The Indian Trail Improvement District Board of Supervisors gave final approval Wednesday, Sept. 21 to a loan agreement that will fund $3 million in long-needed road and drainage improvements for Unit 20, also known as Santa Rosa Groves.
The last step is the Sept. 29 closing, but some frustrated residents have not been waiting for the money to come in and the construction equipment to start rolling.
Though warned against it, some Santa Rosa Groves residents have been attempting to make changes to roads on their own, noted ITID Vice President Betty Argue, referring to an e-mail she received over the weekend.
“Significant changes” to roads that effect private property have been made, she said.
“It has been a long, hard road… We should be celebrating,” said Carol Street resident Elizabeth Accomando, who was one of the leaders of the multi-year push to activate the rural neighborhood as ITID’s Unit 20. “But some people aren’t clear about the easements.”
Other people are just frustrated with the pace of the process and starting to make improvements on their own, she said during public comment on the resolution giving final approval to the loan, which will be repaid by assessments on Santa Rosa Groves property owners.
Accomando is running in the Nov. 8 general election against Jerrad Jablonski for the board’s Seat 1, currently held by retiring Supervisor Jennifer Hager.
Residents who attempt to fill roads on their own are creating more work for crews later, when the real construction gets underway, because all that material will have to be removed, ITID Executive Director Burgess Hanson said.
ITID Engineer Jay Foy warned that, “all easements belong to Indian Trail for purposes of roads and drainage. You can’t work in the easements without a permit.”
Hanson said he would follow up with residents to make sure they understand their rights and limitations in terms of district easements.
The loan agreed to Wednesday night will be for 10 years at 4.53 percent interest, with a total payback of $3,881,000. The average per acre annual assessment will be some $827. That means a property owner with five acres would pay approximately $4,138 in annual unit-specific assessments.

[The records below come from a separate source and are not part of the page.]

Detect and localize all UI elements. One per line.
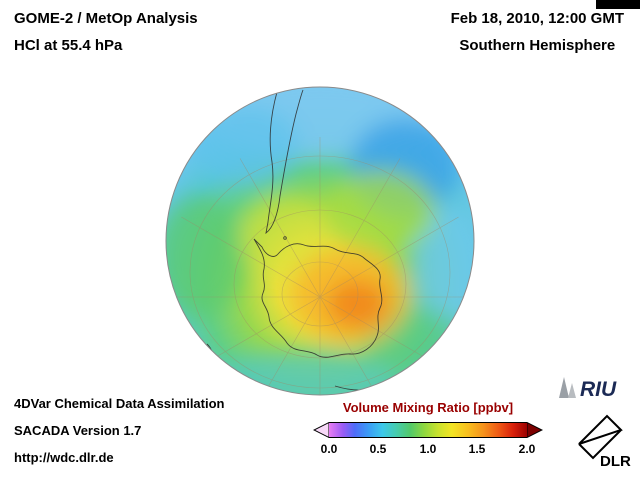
- colorbar: Volume Mixing Ratio [ppbv] 0.0 0.5 1.0 1…: [313, 400, 543, 458]
- colorbar-bar: [313, 422, 543, 438]
- datetime-label: Feb 18, 2010, 12:00 GMT: [450, 10, 624, 27]
- riu-logo: RIU: [556, 374, 634, 402]
- corner-mark: [596, 0, 640, 9]
- coastline-south-america: [265, 89, 304, 235]
- footer-left: 4DVar Chemical Data Assimilation SACADA …: [14, 396, 225, 477]
- colorbar-left-arrow: [313, 422, 329, 438]
- island-falklands: [283, 236, 287, 240]
- header-right: Feb 18, 2010, 12:00 GMT Southern Hemisph…: [451, 10, 624, 54]
- version-label: SACADA Version 1.7: [14, 423, 142, 438]
- colorbar-tick: 0.5: [369, 442, 387, 456]
- colorbar-tick: 0.0: [320, 442, 338, 456]
- colorbar-tick: 2.0: [518, 442, 536, 456]
- species-level-label: HCl at 55.4 hPa: [14, 37, 123, 54]
- globe-svg: [165, 86, 475, 396]
- dlr-logo-text: DLR: [600, 453, 631, 468]
- coastline-antarctica: [253, 238, 383, 358]
- globe-map: [165, 86, 475, 396]
- dlr-logo: DLR: [574, 408, 632, 470]
- graticule: [166, 137, 474, 395]
- header-left: GOME-2 / MetOp Analysis HCl at 55.4 hPa: [14, 10, 198, 54]
- wdc-url-label: http://wdc.dlr.de: [14, 450, 114, 465]
- colorbar-tick: 1.0: [419, 442, 437, 456]
- globe-limb: [165, 86, 475, 396]
- assimilation-label: 4DVar Chemical Data Assimilation: [14, 396, 225, 411]
- hemisphere-label: Southern Hemisphere: [459, 37, 616, 54]
- colorbar-gradient: [329, 422, 527, 438]
- hcl-field: [166, 87, 474, 395]
- analysis-title: GOME-2 / MetOp Analysis: [14, 10, 198, 27]
- riu-logo-text: RIU: [580, 378, 617, 401]
- cathedral-icon: [559, 377, 576, 398]
- dlr-bird-icon: [578, 414, 623, 460]
- colorbar-ticks: 0.0 0.5 1.0 1.5 2.0: [313, 442, 543, 458]
- colorbar-right-arrow: [527, 422, 543, 438]
- colorbar-tick: 1.5: [468, 442, 486, 456]
- colorbar-title: Volume Mixing Ratio [ppbv]: [342, 400, 514, 415]
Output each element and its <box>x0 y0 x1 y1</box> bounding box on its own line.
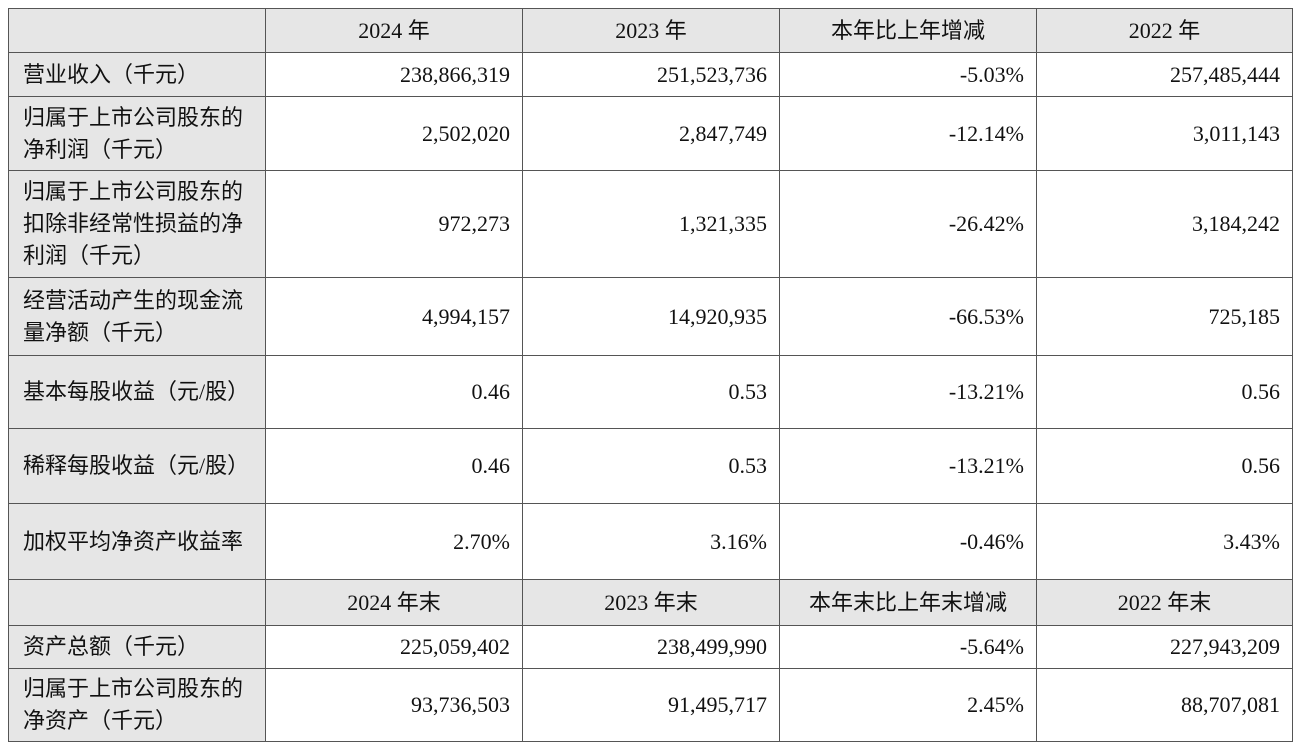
row-label: 资产总额（千元） <box>8 625 266 669</box>
row-label: 经营活动产生的现金流量净额（千元） <box>8 277 266 356</box>
value-cell: -5.03% <box>779 52 1037 97</box>
value-cell: -66.53% <box>779 277 1037 356</box>
value-cell: -12.14% <box>779 96 1037 171</box>
value-cell: 0.56 <box>1036 428 1293 504</box>
value-cell: 3.16% <box>522 503 780 580</box>
value-cell: -26.42% <box>779 170 1037 278</box>
data-row: 归属于上市公司股东的扣除非经常性损益的净利润（千元） 972,273 1,321,3… <box>8 170 1293 278</box>
value-cell: 0.56 <box>1036 355 1293 429</box>
value-cell: 3,184,242 <box>1036 170 1293 278</box>
row-label: 营业收入（千元） <box>8 52 266 97</box>
value-cell: -0.46% <box>779 503 1037 580</box>
value-cell: 4,994,157 <box>265 277 523 356</box>
value-cell: 0.53 <box>522 355 780 429</box>
row-label: 加权平均净资产收益率 <box>8 503 266 580</box>
row-label: 基本每股收益（元/股） <box>8 355 266 429</box>
value-cell: 88,707,081 <box>1036 668 1293 742</box>
data-row: 基本每股收益（元/股） 0.46 0.53 -13.21% 0.56 <box>8 355 1293 429</box>
data-row: 加权平均净资产收益率 2.70% 3.16% -0.46% 3.43% <box>8 503 1293 580</box>
data-row: 稀释每股收益（元/股） 0.46 0.53 -13.21% 0.56 <box>8 428 1293 504</box>
value-cell: -5.64% <box>779 625 1037 669</box>
value-cell: 238,499,990 <box>522 625 780 669</box>
header-cell: 本年末比上年末增减 <box>779 579 1037 626</box>
row-label: 归属于上市公司股东的净资产（千元） <box>8 668 266 742</box>
value-cell: 227,943,209 <box>1036 625 1293 669</box>
value-cell: -13.21% <box>779 428 1037 504</box>
header-cell <box>8 579 266 626</box>
value-cell: 91,495,717 <box>522 668 780 742</box>
value-cell: 2,847,749 <box>522 96 780 171</box>
value-cell: -13.21% <box>779 355 1037 429</box>
value-cell: 2.45% <box>779 668 1037 742</box>
header-cell: 2024 年 <box>265 8 523 53</box>
value-cell: 725,185 <box>1036 277 1293 356</box>
header-cell: 本年比上年增减 <box>779 8 1037 53</box>
value-cell: 3.43% <box>1036 503 1293 580</box>
row-label: 归属于上市公司股东的净利润（千元） <box>8 96 266 171</box>
header-row: 2024 年末 2023 年末 本年末比上年末增减 2022 年末 <box>8 579 1293 626</box>
value-cell: 0.46 <box>265 428 523 504</box>
data-row: 营业收入（千元） 238,866,319 251,523,736 -5.03% 257,… <box>8 52 1293 97</box>
row-label: 归属于上市公司股东的扣除非经常性损益的净利润（千元） <box>8 170 266 278</box>
value-cell: 3,011,143 <box>1036 96 1293 171</box>
header-cell: 2023 年 <box>522 8 780 53</box>
value-cell: 2.70% <box>265 503 523 580</box>
data-row: 归属于上市公司股东的净利润（千元） 2,502,020 2,847,749 -12.1… <box>8 96 1293 171</box>
value-cell: 1,321,335 <box>522 170 780 278</box>
value-cell: 0.46 <box>265 355 523 429</box>
value-cell: 2,502,020 <box>265 96 523 171</box>
value-cell: 225,059,402 <box>265 625 523 669</box>
header-cell: 2023 年末 <box>522 579 780 626</box>
value-cell: 238,866,319 <box>265 52 523 97</box>
header-cell: 2022 年末 <box>1036 579 1293 626</box>
header-cell <box>8 8 266 53</box>
value-cell: 251,523,736 <box>522 52 780 97</box>
data-row: 归属于上市公司股东的净资产（千元） 93,736,503 91,495,717 2.4… <box>8 668 1293 742</box>
value-cell: 972,273 <box>265 170 523 278</box>
header-cell: 2022 年 <box>1036 8 1293 53</box>
value-cell: 93,736,503 <box>265 668 523 742</box>
financial-table: 2024 年 2023 年本年比上年增减 2022 年营业收入（千元） 238,866… <box>8 8 1293 742</box>
data-row: 资产总额（千元） 225,059,402 238,499,990 -5.64% 227,… <box>8 625 1293 669</box>
value-cell: 14,920,935 <box>522 277 780 356</box>
header-row: 2024 年 2023 年本年比上年增减 2022 年 <box>8 8 1293 53</box>
value-cell: 0.53 <box>522 428 780 504</box>
value-cell: 257,485,444 <box>1036 52 1293 97</box>
row-label: 稀释每股收益（元/股） <box>8 428 266 504</box>
header-cell: 2024 年末 <box>265 579 523 626</box>
data-row: 经营活动产生的现金流量净额（千元） 4,994,157 14,920,935 -66.… <box>8 277 1293 356</box>
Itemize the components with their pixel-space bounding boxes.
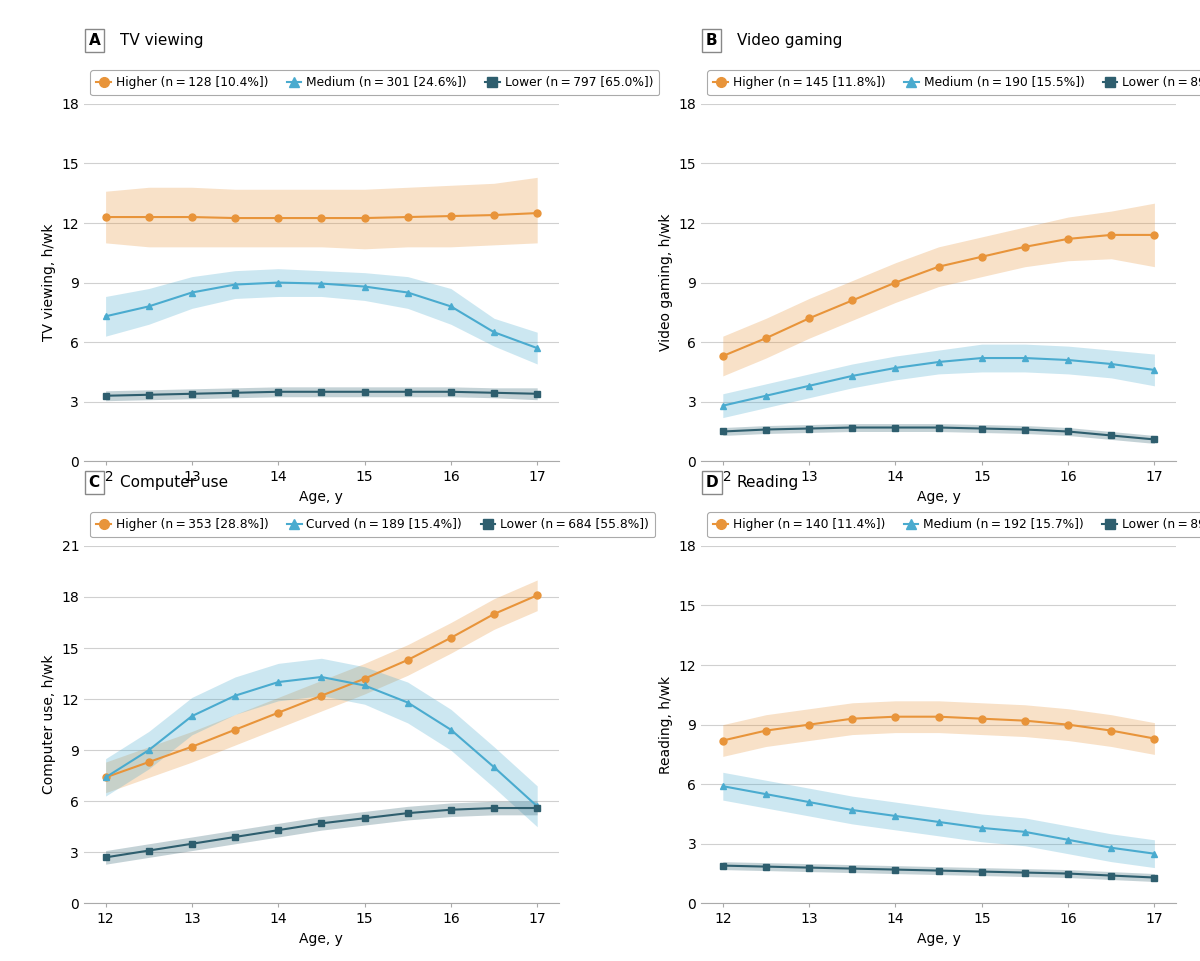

The money will go to installing pumps; clearing canals; building or milling roads, particularly Carol Street; installing signage; and perhaps adding some type of traffic calming. The changes will allow curbside garbage pickup, mail and package delivery, and prevent flooding during heavy rain events.
Created in the 1970s, Santa Rosa Groves is made up of 99 lots ranging from five acres to 20 acres. The area, north of White Fences, has a long history of flooding problems. Its roads and swales have deteriorated, and the canals are overgrown.